As Bonhoeffer explains, the problem with this would-be-disciple is that, in his over-eagerness, he has not waited to be called. Or, to put it another way, he's trying to get to the cross on his own.

But the cross is never a self-chosen way.

And that’s exactly what we see Jesus teaching here, in Luke 9: You have no idea what you’re doing. In fact, he could not, because he’s not interested in waiting on the Living Lord. He’s too busy chasing after his own idea of his calling.

This man is speaking to the One who is already on His way to the cross, and yet he has absolutely no idea, because he’s way out in front of Jesus, rather than following after Him. 

As Bonhoeffer writes, “No one can choose such a life for himself” (The Cost of Discipleship, 60). Or, to use language of calling, the Christian can never be self-called.

Is this You, or is this me?

Which brings us back to my original question: What does it mean for the Christian to be called?

Is this radical journey of leaving home, stable career, and community really what God wants for me, or is this just my own doing, out of some sort of self-interested, over-eager attempt to follow Christ?

It depends.

Christ may very well call me to give up my misplaced security for the kind of security found only in Him. And that call may require me to leave behind a job, particular relationships, or a place. Equally, I may also call myself to such a path and refer to it as "Christ's call" or "my calling."

And, of course, any suggestion that such a life is what Christ's call means for all believers everywhere is a complete misunderstanding of the dynamic nature of discipleship.

Not only is it likely that Christ will call me to different needs at different points in my life— rather than coming as a single, static call for my entire life—but Christ's call on your life will inevitably look different than Christ's call on my life, as I suggest at the end of Called:

I hope I am never so naïve as to think the journey of a twenty-something and his wife who left home, community, and their jobs is somehow prescriptive for all Christians everywhere.


Maybe for you being called means following God by staying where you are, but in a way you never have before…[Or] maybe for you, following God will involve leaving everything and going, not knowing exactly where the road is leading, but knowing the road you’re on is the road where he is leading you. Whatever it may look like, the important thing is that you follow…And that when he calls, you go, even if going means staying. Beautiful things happen when God’s people “go” (Called, 242–43).  

So, is this the living Lord's call, or is this my own self-interested call on my life? 

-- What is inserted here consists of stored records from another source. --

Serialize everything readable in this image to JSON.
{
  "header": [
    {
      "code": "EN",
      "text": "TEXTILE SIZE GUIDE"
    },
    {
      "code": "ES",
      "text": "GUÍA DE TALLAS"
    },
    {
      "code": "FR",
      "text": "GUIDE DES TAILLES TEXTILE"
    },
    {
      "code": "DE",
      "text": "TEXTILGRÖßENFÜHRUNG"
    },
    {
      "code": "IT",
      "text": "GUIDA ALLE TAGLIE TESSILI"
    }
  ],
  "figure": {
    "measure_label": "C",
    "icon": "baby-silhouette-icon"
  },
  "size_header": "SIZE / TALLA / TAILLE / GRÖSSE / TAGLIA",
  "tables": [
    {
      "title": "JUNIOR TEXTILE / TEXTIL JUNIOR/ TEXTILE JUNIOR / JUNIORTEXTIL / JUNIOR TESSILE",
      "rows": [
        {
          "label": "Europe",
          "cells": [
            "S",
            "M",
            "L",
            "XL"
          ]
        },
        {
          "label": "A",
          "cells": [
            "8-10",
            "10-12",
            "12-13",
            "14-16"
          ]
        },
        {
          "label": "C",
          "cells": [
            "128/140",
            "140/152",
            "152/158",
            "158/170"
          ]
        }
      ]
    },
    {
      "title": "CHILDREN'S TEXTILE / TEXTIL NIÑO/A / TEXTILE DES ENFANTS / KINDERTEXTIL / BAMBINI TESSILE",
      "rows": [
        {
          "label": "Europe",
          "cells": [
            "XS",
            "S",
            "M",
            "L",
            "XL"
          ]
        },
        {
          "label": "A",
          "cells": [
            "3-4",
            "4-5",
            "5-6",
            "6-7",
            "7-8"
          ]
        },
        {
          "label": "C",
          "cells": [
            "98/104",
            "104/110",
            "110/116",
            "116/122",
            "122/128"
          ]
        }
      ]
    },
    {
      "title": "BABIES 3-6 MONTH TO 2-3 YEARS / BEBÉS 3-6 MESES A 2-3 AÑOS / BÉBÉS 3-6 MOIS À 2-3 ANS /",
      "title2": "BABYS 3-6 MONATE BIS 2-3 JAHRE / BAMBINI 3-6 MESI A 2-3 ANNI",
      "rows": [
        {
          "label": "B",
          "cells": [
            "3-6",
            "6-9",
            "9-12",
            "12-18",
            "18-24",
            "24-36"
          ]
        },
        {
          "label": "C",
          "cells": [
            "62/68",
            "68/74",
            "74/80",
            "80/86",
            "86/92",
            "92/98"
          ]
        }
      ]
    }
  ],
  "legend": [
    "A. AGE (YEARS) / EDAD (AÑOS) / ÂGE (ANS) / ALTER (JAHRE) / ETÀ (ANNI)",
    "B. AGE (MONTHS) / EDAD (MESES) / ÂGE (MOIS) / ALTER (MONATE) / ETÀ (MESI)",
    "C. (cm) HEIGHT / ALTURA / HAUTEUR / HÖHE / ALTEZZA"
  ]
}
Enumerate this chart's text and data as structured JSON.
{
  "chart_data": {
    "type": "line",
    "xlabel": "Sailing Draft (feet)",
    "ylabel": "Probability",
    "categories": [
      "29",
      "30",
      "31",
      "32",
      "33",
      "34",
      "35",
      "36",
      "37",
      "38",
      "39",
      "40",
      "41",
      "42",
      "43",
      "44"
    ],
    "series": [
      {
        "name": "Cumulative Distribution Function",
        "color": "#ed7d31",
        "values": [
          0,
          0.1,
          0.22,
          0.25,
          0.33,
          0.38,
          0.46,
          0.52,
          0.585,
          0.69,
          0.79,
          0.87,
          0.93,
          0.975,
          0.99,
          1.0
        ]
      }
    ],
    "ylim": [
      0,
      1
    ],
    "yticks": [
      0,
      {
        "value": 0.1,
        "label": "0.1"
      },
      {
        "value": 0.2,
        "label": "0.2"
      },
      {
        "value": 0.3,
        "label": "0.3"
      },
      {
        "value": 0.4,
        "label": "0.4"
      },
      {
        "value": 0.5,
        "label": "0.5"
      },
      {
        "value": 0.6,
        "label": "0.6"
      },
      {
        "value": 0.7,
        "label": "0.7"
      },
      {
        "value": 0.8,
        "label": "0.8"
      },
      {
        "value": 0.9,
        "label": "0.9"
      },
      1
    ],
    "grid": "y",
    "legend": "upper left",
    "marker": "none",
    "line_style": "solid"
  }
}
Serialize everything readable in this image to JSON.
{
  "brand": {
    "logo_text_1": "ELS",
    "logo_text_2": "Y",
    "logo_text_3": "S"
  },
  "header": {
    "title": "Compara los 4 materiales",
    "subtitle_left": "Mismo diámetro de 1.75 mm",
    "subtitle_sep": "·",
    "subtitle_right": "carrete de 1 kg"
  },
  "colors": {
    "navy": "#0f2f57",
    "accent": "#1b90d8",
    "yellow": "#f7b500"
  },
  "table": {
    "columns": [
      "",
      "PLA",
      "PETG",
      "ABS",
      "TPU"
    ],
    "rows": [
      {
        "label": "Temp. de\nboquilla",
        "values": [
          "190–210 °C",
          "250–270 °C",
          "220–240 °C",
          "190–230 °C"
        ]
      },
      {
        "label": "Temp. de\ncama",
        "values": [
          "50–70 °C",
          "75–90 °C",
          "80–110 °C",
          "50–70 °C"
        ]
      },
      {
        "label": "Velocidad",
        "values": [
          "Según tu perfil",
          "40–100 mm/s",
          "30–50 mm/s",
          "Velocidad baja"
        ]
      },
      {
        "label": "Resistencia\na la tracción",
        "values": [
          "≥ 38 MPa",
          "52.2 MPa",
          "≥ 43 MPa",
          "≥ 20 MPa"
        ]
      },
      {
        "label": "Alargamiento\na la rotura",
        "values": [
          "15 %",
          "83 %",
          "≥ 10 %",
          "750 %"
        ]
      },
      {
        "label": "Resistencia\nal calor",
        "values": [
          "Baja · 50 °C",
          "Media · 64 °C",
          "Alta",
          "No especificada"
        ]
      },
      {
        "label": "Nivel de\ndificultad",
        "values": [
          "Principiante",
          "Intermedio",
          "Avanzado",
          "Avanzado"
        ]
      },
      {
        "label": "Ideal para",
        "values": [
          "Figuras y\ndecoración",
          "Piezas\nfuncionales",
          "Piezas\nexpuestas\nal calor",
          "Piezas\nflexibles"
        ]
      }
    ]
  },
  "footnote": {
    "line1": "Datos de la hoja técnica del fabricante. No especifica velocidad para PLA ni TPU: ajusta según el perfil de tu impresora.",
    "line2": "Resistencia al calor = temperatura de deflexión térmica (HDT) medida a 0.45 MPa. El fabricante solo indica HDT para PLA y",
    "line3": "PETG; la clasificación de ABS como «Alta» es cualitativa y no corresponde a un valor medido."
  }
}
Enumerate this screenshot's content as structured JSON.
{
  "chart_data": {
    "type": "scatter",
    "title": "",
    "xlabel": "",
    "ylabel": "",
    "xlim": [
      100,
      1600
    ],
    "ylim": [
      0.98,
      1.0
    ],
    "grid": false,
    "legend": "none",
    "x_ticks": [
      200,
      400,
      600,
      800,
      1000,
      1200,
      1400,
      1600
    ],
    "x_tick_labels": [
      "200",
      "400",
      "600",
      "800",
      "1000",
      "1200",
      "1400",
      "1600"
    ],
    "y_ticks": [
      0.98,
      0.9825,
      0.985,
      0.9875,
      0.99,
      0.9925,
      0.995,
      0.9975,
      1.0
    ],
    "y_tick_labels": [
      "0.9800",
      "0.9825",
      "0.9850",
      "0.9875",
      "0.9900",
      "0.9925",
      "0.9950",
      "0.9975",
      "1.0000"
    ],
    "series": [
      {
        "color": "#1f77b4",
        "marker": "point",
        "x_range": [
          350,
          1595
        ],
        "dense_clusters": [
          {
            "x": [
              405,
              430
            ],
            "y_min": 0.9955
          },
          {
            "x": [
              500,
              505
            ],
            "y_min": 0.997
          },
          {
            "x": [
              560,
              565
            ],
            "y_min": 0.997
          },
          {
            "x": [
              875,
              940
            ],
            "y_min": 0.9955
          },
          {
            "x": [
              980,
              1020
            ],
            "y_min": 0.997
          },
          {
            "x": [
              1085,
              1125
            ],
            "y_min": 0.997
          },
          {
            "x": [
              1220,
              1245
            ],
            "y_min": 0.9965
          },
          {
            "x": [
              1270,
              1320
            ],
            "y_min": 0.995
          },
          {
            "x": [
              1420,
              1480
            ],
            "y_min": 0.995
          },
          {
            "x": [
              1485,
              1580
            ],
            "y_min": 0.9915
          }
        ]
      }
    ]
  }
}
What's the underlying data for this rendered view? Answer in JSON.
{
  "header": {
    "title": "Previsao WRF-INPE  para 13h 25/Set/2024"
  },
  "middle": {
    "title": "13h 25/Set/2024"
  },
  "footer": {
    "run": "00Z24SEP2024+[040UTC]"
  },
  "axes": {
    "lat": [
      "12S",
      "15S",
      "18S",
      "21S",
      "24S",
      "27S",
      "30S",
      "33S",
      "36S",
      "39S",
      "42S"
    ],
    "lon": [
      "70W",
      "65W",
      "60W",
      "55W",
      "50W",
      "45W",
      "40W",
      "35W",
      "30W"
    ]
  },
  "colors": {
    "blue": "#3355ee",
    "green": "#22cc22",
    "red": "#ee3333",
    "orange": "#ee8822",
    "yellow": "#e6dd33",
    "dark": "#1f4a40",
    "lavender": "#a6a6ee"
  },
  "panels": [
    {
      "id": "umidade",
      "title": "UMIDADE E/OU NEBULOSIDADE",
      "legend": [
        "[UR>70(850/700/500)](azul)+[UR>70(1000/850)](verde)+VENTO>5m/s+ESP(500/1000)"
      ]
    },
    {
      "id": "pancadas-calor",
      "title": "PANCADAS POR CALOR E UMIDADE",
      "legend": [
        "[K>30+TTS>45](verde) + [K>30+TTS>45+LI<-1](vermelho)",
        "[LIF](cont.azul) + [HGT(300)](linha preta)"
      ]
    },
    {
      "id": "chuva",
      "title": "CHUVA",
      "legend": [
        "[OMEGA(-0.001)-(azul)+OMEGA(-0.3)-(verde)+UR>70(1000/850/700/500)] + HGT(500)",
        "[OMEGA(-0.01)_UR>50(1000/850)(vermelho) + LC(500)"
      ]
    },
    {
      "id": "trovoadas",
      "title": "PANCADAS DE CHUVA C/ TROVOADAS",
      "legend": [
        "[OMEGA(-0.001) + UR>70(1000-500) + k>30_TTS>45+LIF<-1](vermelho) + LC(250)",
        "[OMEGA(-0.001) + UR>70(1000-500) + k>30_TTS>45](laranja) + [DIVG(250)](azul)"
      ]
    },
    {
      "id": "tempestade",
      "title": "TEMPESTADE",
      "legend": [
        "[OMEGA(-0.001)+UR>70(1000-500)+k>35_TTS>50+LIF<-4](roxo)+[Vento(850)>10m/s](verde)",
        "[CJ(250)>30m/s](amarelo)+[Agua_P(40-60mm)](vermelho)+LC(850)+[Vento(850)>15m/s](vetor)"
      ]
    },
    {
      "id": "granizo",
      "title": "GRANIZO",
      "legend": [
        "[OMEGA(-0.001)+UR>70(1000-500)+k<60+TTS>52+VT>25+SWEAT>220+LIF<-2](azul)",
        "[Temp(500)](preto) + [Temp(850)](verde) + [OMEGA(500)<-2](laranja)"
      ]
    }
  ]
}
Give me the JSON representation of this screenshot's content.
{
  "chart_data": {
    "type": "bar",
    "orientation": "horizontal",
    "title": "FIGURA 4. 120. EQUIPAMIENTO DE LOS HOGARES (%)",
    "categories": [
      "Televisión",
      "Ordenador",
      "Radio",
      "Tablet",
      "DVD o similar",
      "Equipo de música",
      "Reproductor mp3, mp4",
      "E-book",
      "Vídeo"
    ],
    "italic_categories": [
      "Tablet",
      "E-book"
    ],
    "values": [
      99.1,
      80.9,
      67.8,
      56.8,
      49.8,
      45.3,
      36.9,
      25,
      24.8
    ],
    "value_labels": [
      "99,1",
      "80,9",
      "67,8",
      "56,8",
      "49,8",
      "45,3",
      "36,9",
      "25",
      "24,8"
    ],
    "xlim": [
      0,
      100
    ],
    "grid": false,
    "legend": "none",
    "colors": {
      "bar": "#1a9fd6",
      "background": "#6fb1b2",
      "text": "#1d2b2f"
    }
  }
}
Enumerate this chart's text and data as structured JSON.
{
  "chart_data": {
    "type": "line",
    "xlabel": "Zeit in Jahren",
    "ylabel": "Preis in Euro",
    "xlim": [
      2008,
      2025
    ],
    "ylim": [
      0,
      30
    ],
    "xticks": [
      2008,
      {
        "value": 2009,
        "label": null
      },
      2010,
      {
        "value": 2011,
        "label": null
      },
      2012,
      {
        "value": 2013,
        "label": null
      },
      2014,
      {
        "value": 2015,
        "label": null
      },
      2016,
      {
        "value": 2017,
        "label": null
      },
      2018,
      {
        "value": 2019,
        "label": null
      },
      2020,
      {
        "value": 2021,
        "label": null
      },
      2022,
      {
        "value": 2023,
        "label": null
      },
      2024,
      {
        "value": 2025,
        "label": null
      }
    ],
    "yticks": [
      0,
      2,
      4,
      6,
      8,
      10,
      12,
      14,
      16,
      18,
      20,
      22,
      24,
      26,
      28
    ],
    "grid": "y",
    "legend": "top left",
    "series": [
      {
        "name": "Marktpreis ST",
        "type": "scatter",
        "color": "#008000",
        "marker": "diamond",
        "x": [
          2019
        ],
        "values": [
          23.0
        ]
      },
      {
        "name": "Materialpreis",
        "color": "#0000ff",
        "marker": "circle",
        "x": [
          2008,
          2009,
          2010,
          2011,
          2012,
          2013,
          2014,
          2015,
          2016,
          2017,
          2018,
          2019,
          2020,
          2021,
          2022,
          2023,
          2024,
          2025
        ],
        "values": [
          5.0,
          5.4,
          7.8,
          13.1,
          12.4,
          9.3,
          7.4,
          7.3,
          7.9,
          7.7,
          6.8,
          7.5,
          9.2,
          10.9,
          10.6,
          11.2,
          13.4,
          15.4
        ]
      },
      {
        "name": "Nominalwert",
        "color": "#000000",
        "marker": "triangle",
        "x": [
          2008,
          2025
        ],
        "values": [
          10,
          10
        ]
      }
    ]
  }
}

The truth is, it's not always clear. Which means we need to be incredibly careful, deeply honest, and perhaps even a bit agnostic on the question of calling. 

The Importance of the Body

It also means that it makes little sense for any Christian discerning questions of calling to do so in isolation. We need to be attached to the body that is the Church so that othersideally older, committed believers who know us deeply, who are actively seeking God's will in their own lives, and who are willing to be honest with us—can help discern this question.

"We are opaque mysteries to ourselves," my old Professor and theologian Stanley Hauerwas once wrote. And I think that's right. I also think this is just as true of Christ's call on our lives.

We need each other to reflect and discern Christ's call to one another, helping to guard against the threat of a prideful, upside-down humility that leads me to surrender all and simply call that my way of following Christ's call, without regard for the living Christ's actual call on my life, which may very well be calling me to stay.